Never let marketers name books. Contrary to the expectations of the genre, Fujino Omori’s Is It Wrong to Try to Pick Up Girls in a Dungeon? is not a harem story, regardless of the marketing team’s efforts to frame it as such. Rather than the adventures of a rake, Bell Crandell decides to be an adventurer but has to get rescued when he gets in over his head exploring the city’s dungeon. He crushes on his rescuer, the renowned Sword Princess Aiz Wallenstein, and the puppy love drives him to become a hero worthy of fighting by her side. Along the way, Bell’s determination, growing skill, and an entire warren of rabbits’ worth of luck draw fellow adventurers to the familia of his patroness goddess, Hestia. But the city’s dungeon holds ever-growing dangers for adventurers, and Bell’s grandfather might have placed a heavy responsibility on Bell’s shoulders.

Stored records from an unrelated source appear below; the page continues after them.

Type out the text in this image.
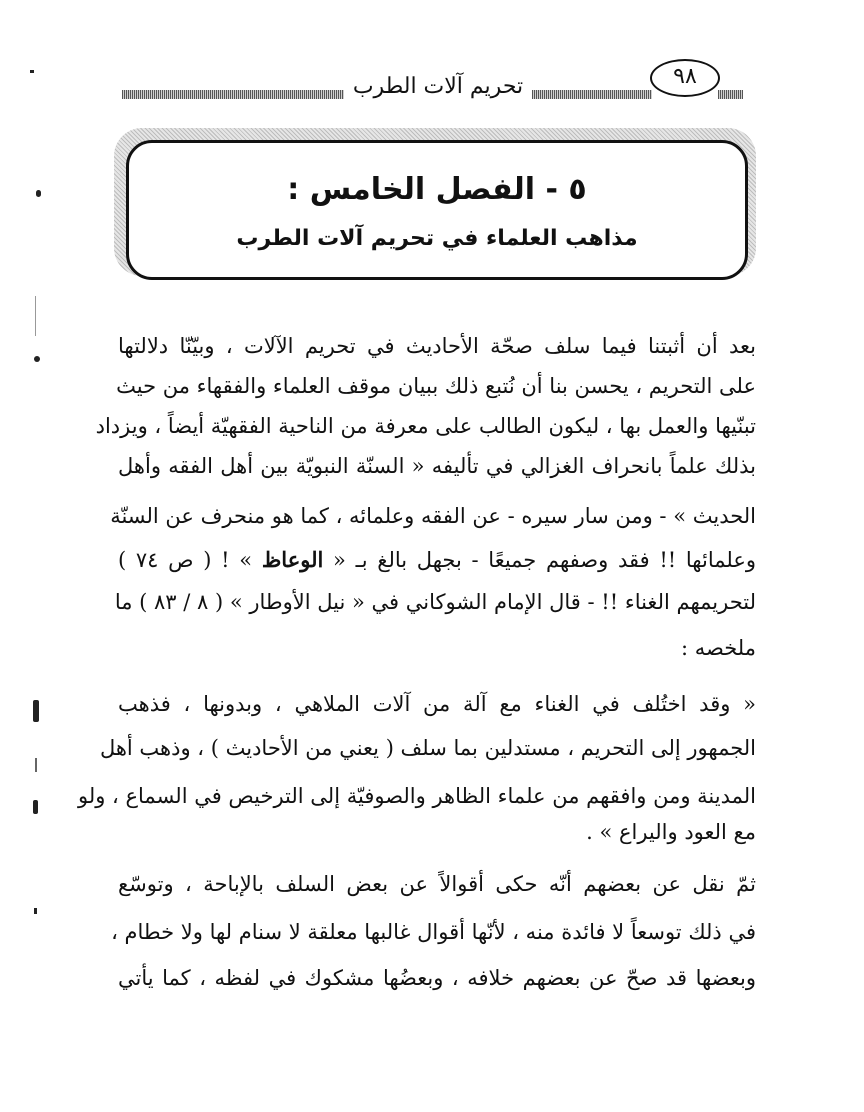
تحريم آلات الطرب	٩٨
٥ - الفصل الخامس :
مذاهب العلماء في تحريم آلات الطرب
بعد أن أثبتنا فيما سلف صحّة الأحاديث في تحريم الآلات ، وبيّنّا دلالتها
على التحريم ، يحسن بنا أن نُتبع ذلك ببيان موقف العلماء والفقهاء من حيث
تبنّيها والعمل بها ، ليكون الطالب على معرفة من الناحية الفقهيّة أيضاً ، ويزداد
بذلك علماً بانحراف الغزالي في تأليفه « السنّة النبويّة بين أهل الفقه وأهل
الحديث » - ومن سار سيره - عن الفقه وعلمائه ، كما هو منحرف عن السنّة
وعلمائها !! فقد وصفهم جميعًا - بجهل بالغ بـ « الوعاظ » ! ( ص ٧٤ )
لتحريمهم الغناء !! - قال الإمام الشوكاني في « نيل الأوطار » ( ٨ / ٨٣ ) ما
ملخصه :
« وقد اختُلف في الغناء مع آلة من آلات الملاهي ، وبدونها ، فذهب
الجمهور إلى التحريم ، مستدلين بما سلف ( يعني من الأحاديث ) ، وذهب أهل
المدينة ومن وافقهم من علماء الظاهر والصوفيّة إلى الترخيص في السماع ، ولو
مع العود واليراع » .
ثمّ نقل عن بعضهم أنّه حكى أقوالاً عن بعض السلف بالإباحة ، وتوسّع
في ذلك توسعاً لا فائدة منه ، لأنّها أقوال غالبها معلقة لا سنام لها ولا خطام ،
وبعضها قد صحّ عن بعضهم خلافه ، وبعضُها مشكوك في لفظه ، كما يأتي
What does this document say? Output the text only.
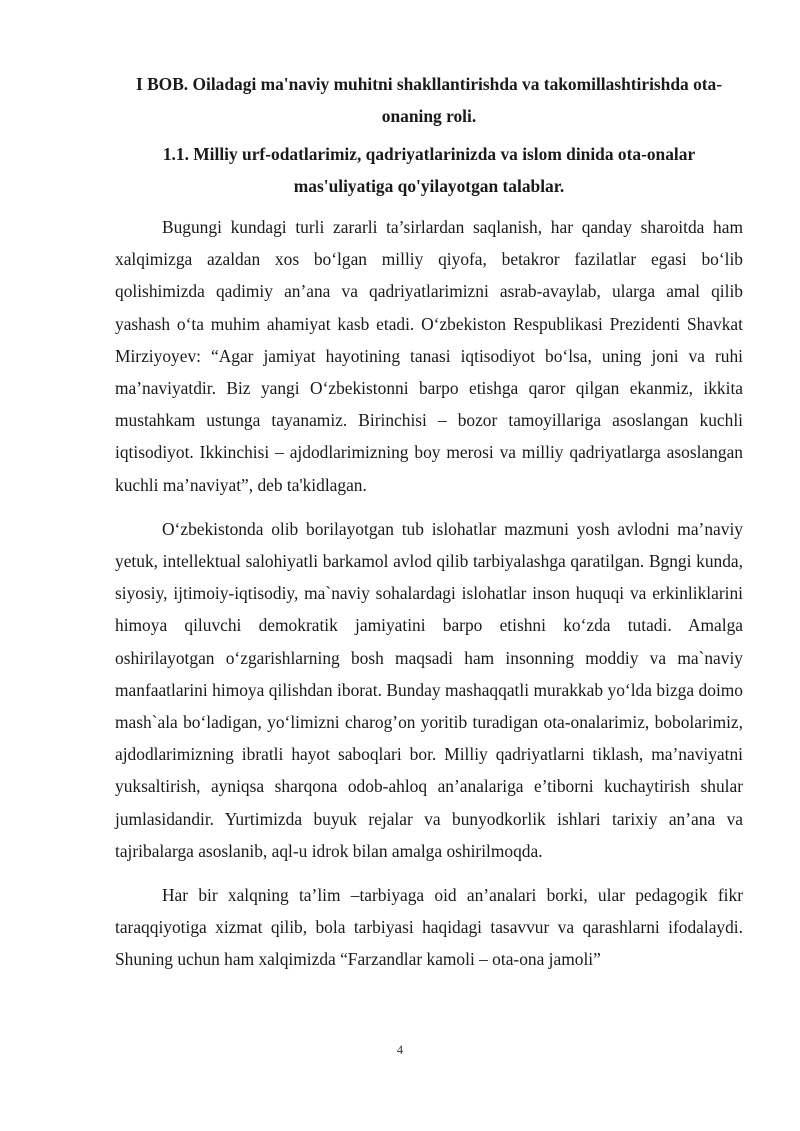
I BOB. Oiladagi ma'naviy muhitni shakllantirishda va takomillashtirishda ota-onaning roli.

1.1. Milliy urf-odatlarimiz, qadriyatlarinizda va islom dinida ota-onalar mas'uliyatiga qo'yilayotgan talablar.

Bugungi kundagi turli zararli ta’sirlardan saqlanish, har qanday sharoitda ham xalqimizga azaldan xos bo‘lgan milliy qiyofa, betakror fazilatlar egasi bo‘lib qolishimizda qadimiy an’ana va qadriyatlarimizni asrab-avaylab, ularga amal qilib yashash o‘ta muhim ahamiyat kasb etadi. O‘zbekiston Respublikasi Prezidenti Shavkat Mirziyoyev: “Agar jamiyat hayotining tanasi iqtisodiyot bo‘lsa, uning joni va ruhi ma’naviyatdir. Biz yangi O‘zbekistonni barpo etishga qaror qilgan ekanmiz, ikkita mustahkam ustunga tayanamiz. Birinchisi – bozor tamoyillariga asoslangan kuchli iqtisodiyot. Ikkinchisi – ajdodlarimizning boy merosi va milliy qadriyatlarga asoslangan kuchli ma’naviyat”, deb ta'kidlagan.

O‘zbekistonda olib borilayotgan tub islohatlar mazmuni yosh avlodni ma’naviy yetuk, intellektual salohiyatli barkamol avlod qilib tarbiyalashga qaratilgan. Bgngi kunda, siyosiy, ijtimoiy-iqtisodiy, ma`naviy sohalardagi islohatlar inson huquqi va erkinliklarini himoya qiluvchi demokratik jamiyatini barpo etishni ko‘zda tutadi. Amalga oshirilayotgan o‘zgarishlarning bosh maqsadi ham insonning moddiy va ma`naviy manfaatlarini himoya qilishdan iborat. Bunday mashaqqatli murakkab yo‘lda bizga doimo mash`ala bo‘ladigan, yo‘limizni charog’on yoritib turadigan ota-onalarimiz, bobolarimiz, ajdodlarimizning ibratli hayot saboqlari bor. Milliy qadriyatlarni tiklash, ma’naviyatni yuksaltirish, ayniqsa sharqona odob-ahloq an’analariga e’tiborni kuchaytirish shular jumlasidandir. Yurtimizda buyuk rejalar va bunyodkorlik ishlari tarixiy an’ana va tajribalarga asoslanib, aql-u idrok bilan amalga oshirilmoqda.

Har bir xalqning ta’lim –tarbiyaga oid an’analari borki, ular pedagogik fikr taraqqiyotiga xizmat qilib, bola tarbiyasi haqidagi tasavvur va qarashlarni ifodalaydi. Shuning uchun ham xalqimizda “Farzandlar kamoli – ota-ona jamoli”

4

While Bell strives to improve through determination and practice in a way familiar to fans of Shounen Manga such as NarutoMy Heroic Academia, and more, the main theme is the close, almost familial bonds of friendship. Every member of Hestia’s growing familia is an orphan or an outcast who finds a home by Hestia’s hearth. This allows for two rarities in light novel fantasies, male friendship towards the hero and romantic subplots that do not involve the hero. While Is It Wrong to Try to Pick Up Girls in a Dungeon? bears the video game trappings of the genre lightly, the influence of Final Fantasy VII is unmistakable. For those interested in reading from the beginning, the pretentiously literary prologue is sandpaper rough, but after the attempt to tie the story to the marketer’s title, Is It Wrong to Try to Pick Up Girls in a Dungeon? soon demonstrates why new volumes are bestsellers, even in English fantasy lists.

Instead of notable mentions, this week brings two classic light novels that continue to shape fiction and even gaming to this day.

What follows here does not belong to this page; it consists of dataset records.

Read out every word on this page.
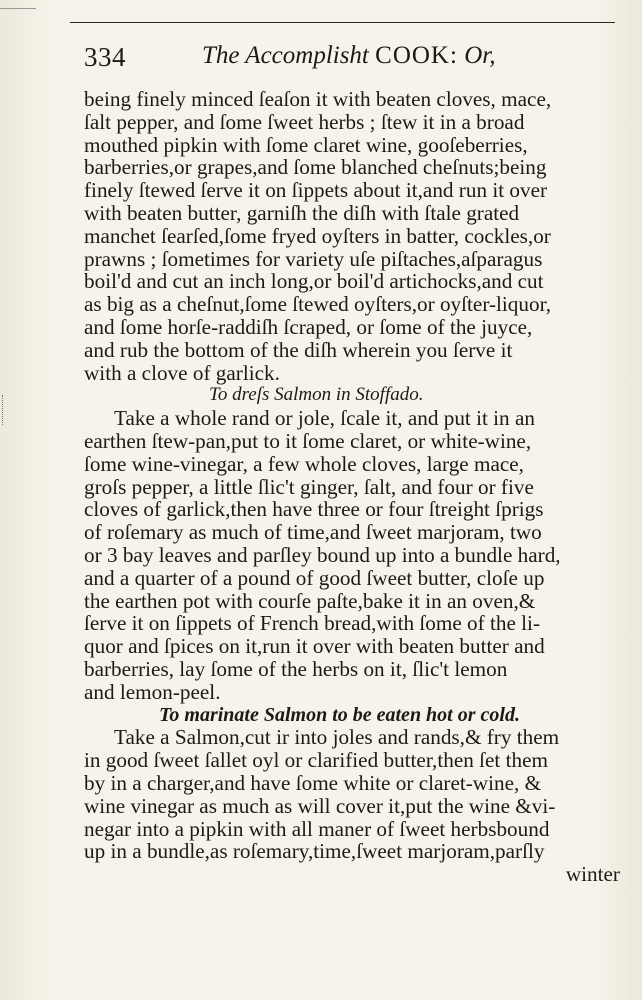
334	The Accomplisht COOK: Or,
being finely minced ſeaſon it with beaten cloves, mace,
ſalt pepper, and ſome ſweet herbs ; ſtew it in a broad
mouthed pipkin with ſome claret wine, gooſeberries,
barberries,or grapes,and ſome blanched cheſnuts;being
finely ſtewed ſerve it on ſippets about it,and run it over
with beaten butter, garniſh the diſh with ſtale grated
manchet ſearſed,ſome fryed oyſters in batter, cockles,or
prawns ; ſometimes for variety uſe piſtaches,aſparagus
boil'd and cut an inch long,or boil'd artichocks,and cut
as big as a cheſnut,ſome ſtewed oyſters,or oyſter-liquor,
and ſome horſe-raddiſh ſcraped, or ſome of the juyce,
and rub the bottom of the diſh wherein you ſerve it
with a clove of garlick.
To dreſs Salmon in Stoffado.
Take a whole rand or jole, ſcale it, and put it in an
earthen ſtew-pan,put to it ſome claret, or white-wine,
ſome wine-vinegar, a few whole cloves, large mace,
groſs pepper, a little ſlic't ginger, ſalt, and four or five
cloves of garlick,then have three or four ſtreight ſprigs
of roſemary as much of time,and ſweet marjoram, two
or 3 bay leaves and parſley bound up into a bundle hard,
and a quarter of a pound of good ſweet butter, cloſe up
the earthen pot with courſe paſte,bake it in an oven,&
ſerve it on ſippets of French bread,with ſome of the li-
quor and ſpices on it,run it over with beaten butter and
barberries, lay ſome of the herbs on it, ſlic't lemon
and lemon-peel.
To marinate Salmon to be eaten hot or cold.
Take a Salmon,cut ir into joles and rands,& fry them
in good ſweet ſallet oyl or clarified butter,then ſet them
by in a charger,and have ſome white or claret-wine, &
wine vinegar as much as will cover it,put the wine &vi-
negar into a pipkin with all maner of ſweet herbsbound
up in a bundle,as roſemary,time,ſweet marjoram,parſly
winter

Ryo Mizuno’s Record of Lodoss War may have started as a transcript of 1980s Dungeons & Dragons tabletop RPG sessions by Japanese game designers, but it quickly became one of the foundational fantasies for the light novel market, popularizing Western-style fantasy in Japan. Like the Dragon Quest games, it set many of the conventions of future fantasy–including the fascination with the trappings of Western fantasy. What Lord of the Rings is to the portrayal of elves in English language fiction, so too is Record of Lodoss War to elves in Japan. Up until recently, these stories were only available in English through the anime series and manga. However, like Legend of the Galactic Heroes and other light novel classics, the English publication of Record of Lodoss War was overshadowed by the glut in isekai portal fantasies. However, this epic fantasy is highly regarded, and worth seeking out.

Hajime Kanzaka’s Slayers, on the other hand, takes a comedic approach to sword and sorcery. Sorceress Lina Inverse hunts treasure, and, in truth, she’s not too different from the bandits she charbroils with her magic to get that treasure. Yet this carefree sorceress finds herself a constant pawn in the intrigues between gods and demons. The levity of the humor is balanced by the world-shaking scope of the events and the tactically sound magic battles. Fans of the classic anime will find a few familiar faces missing, but the dim yet strangely perceptive swordsman Gourry is Lina’s constant companion. English volumes of Slayers are difficult to come by, thanks to the 2000s manga contraction nearly bankrupting the publisher. Hopefully, with the newly announced third series of Slayers soon hitting Japanese shelves, Slayers may be rereleased in English. Until then, Amazon and used book stores are your best bet to find these books.